Wintertime, More or Less

By Russell Russ

You cannot judge a complete month’s weather by looking at just a few days. The first few days of February were quite cold with below zero temperatures. A few days later, temperatures were in the mid-fifties. So, what was the rest of the month like? The answer is mostly average for February. All local ponds and lakes stayed ice covered. Snow depth at the weather station ranged from 7 inches down to just a trace then back up to 7 inches. Last year, springtime strongly inserted itself during February resulting in the third warmest February on record. Not the case this year. February is still more or less a wintertime month here in Norfolk.

The month’s low temperature of minus 5 degrees was observed on February 1. The high temperature of 57 degrees was observed on February 4. The February 4 high of 57 degrees was a record high for that date, beating the old record of 54 from 1991. The average monthly mean temperature was 24.2 degrees, 2.1 degrees above normal. This is above average, but not far from normal. The warmest February on record was in 2002 with 30.7 degrees. The coldest was in 1934 with 9.0 degrees, making that also the coldest month of any month as recorded at this weather station over the last 88 years. Norfolk’s coldest month occurred many years ago, but cold months can still happen in this day and age. The second coldest month of any month was observed in February 2015 with a monthly average temperature of 10.9 degrees.

Total precipitation recorded for the month was 3.10 inches, 0.54 inch below normal. The 2019 calendar year, January and February, total precipitation amount of 9.08 inches is 1.42 inches above normal. Monthly total precipitation amounts in Norfolk are evenly distributed throughout the year, with average monthly amounts ranging from 3.64 inches to 4.87 inches. February happens to be the month with, on average, the least amount of precipitation here in Norfolk.

February’s monthly snowfall total of 11.3 inches was 9.2 inches below normal. Norfolk and much of southern New England are not seeing an abundance of snowfall this winter. As has been the case for a good part of this winter, Norfolk is getting its fair share of wintery precipitation. There has been some snow, but many times it has been preceded or followed by sleet, freezing rain and/or rain. Northern New England and northern New York State have seen less mixing of precipitation and these areas have recorded much more snowfall than Norfolk this winter.

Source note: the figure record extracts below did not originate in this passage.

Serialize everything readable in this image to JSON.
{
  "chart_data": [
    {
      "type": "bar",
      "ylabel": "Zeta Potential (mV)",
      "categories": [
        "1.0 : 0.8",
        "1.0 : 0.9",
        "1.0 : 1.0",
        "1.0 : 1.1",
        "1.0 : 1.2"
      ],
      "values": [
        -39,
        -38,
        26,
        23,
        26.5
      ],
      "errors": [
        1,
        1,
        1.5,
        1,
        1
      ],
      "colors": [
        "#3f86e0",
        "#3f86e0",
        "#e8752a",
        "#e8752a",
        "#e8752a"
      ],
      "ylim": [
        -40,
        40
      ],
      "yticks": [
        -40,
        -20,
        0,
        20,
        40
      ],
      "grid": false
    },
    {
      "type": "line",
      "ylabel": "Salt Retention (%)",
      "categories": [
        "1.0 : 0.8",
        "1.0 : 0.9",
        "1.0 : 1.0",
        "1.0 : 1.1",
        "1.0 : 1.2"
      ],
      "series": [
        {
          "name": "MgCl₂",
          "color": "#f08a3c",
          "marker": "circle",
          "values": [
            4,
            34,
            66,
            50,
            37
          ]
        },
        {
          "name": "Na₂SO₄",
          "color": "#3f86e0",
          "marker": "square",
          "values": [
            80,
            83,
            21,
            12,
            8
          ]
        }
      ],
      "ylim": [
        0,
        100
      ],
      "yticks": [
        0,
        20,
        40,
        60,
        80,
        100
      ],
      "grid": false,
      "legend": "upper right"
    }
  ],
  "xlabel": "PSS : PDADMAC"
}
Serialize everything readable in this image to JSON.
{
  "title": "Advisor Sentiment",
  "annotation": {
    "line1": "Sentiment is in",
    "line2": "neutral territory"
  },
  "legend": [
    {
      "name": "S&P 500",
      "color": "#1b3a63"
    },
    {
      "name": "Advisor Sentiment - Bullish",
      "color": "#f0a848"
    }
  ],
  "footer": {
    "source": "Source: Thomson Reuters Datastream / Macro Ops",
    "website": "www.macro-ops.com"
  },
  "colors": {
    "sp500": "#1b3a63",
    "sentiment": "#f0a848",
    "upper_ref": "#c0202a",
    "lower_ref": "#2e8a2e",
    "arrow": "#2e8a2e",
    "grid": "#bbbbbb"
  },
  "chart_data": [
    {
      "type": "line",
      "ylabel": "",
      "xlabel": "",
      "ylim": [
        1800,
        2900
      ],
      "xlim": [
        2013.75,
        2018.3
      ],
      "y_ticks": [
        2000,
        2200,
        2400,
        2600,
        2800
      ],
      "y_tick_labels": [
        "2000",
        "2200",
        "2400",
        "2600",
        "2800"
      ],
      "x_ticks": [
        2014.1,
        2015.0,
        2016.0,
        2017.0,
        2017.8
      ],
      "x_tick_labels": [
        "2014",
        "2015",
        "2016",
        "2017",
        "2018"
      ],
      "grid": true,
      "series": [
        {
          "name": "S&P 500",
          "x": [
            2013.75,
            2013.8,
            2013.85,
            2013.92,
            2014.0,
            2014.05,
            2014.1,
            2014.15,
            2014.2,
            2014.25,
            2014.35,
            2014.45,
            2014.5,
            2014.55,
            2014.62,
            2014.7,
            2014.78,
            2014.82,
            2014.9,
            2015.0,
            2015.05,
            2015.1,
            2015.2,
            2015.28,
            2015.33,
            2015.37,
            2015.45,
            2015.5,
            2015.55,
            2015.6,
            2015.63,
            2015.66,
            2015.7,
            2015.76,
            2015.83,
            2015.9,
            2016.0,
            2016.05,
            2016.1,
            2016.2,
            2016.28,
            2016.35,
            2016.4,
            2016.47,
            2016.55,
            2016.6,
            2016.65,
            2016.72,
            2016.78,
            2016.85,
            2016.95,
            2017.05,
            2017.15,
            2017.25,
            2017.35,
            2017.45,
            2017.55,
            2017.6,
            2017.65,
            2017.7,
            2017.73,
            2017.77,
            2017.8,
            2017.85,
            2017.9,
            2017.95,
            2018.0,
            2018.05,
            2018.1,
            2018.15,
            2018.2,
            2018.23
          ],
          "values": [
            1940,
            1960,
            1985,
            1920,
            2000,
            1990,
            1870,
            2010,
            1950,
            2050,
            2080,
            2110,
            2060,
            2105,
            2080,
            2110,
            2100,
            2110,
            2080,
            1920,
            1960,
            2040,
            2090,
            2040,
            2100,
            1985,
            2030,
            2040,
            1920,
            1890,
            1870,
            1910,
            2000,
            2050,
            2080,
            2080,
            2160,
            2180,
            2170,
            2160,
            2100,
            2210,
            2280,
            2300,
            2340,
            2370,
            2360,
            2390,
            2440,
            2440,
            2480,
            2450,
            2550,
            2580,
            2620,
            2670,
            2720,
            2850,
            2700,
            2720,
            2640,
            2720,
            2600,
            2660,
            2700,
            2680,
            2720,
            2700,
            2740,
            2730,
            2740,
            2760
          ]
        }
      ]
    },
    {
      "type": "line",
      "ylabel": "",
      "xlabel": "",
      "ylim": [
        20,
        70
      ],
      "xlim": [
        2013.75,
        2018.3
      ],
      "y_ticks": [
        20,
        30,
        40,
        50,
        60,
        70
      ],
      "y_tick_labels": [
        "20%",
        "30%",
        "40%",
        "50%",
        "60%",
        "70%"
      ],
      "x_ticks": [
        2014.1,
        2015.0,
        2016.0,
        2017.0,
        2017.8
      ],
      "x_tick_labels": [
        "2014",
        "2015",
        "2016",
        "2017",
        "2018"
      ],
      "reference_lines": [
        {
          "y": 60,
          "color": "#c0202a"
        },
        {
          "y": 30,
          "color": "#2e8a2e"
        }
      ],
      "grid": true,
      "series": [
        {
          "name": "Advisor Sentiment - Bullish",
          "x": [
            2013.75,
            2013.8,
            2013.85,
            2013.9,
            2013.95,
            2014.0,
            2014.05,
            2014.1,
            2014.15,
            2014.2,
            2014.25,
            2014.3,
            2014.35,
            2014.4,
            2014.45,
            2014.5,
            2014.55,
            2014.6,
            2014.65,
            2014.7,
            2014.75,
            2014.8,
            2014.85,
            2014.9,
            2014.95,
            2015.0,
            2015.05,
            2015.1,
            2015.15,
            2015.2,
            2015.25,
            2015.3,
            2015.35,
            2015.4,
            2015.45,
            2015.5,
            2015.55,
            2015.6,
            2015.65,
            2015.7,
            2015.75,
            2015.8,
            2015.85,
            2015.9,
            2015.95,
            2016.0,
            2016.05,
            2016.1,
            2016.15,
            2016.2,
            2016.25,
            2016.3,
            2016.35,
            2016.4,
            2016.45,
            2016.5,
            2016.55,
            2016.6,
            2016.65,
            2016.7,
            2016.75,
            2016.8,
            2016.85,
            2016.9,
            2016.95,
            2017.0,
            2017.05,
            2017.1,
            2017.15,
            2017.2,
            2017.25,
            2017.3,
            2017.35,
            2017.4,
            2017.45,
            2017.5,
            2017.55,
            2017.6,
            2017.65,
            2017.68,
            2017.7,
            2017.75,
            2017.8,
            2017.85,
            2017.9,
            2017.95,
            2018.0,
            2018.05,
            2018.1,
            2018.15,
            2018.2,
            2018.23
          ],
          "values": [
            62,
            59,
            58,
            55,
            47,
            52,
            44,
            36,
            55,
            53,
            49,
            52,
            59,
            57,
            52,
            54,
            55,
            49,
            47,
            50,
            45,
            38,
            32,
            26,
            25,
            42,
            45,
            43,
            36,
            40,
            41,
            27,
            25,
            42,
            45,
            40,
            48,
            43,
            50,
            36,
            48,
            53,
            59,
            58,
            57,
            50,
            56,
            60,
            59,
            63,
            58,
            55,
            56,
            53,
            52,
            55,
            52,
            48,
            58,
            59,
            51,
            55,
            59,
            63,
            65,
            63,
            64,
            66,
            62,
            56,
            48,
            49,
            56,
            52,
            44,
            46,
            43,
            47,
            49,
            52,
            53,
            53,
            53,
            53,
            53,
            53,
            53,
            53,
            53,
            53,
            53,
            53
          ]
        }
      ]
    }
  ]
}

The 2019 calendar year snowfall total through February is 26.7 inches. This is 14.6 inches below normal. It is also exactly 10 inches less than Norfolk’s calendar year snowfall total at this time last year. The snowfall total for this winter season, October through February, is 44.0 inches. This is 21.7 inches below normal. Norfolk could be flirting with a high ranking low snowfall winter, but March and April are still to come and both can produce some decent snowfall totals.

A look ahead into March through mid-month shows that wintertime continues to hold on, and in much the same way it has been all winter long, with a variety of cold and warm and rain and snow. Most lakes and ponds were still ice covered, higher elevations and forested areas in town were holding on to at least some snow and temperatures were on average cold for March. March’s monthly temperature was running nearly 5 degrees below normal. Both total precipitation and snowfall were well below normal. March weather can be wild around here, but so far this year it has been fairly tame. Tame, but definitely on the colder side.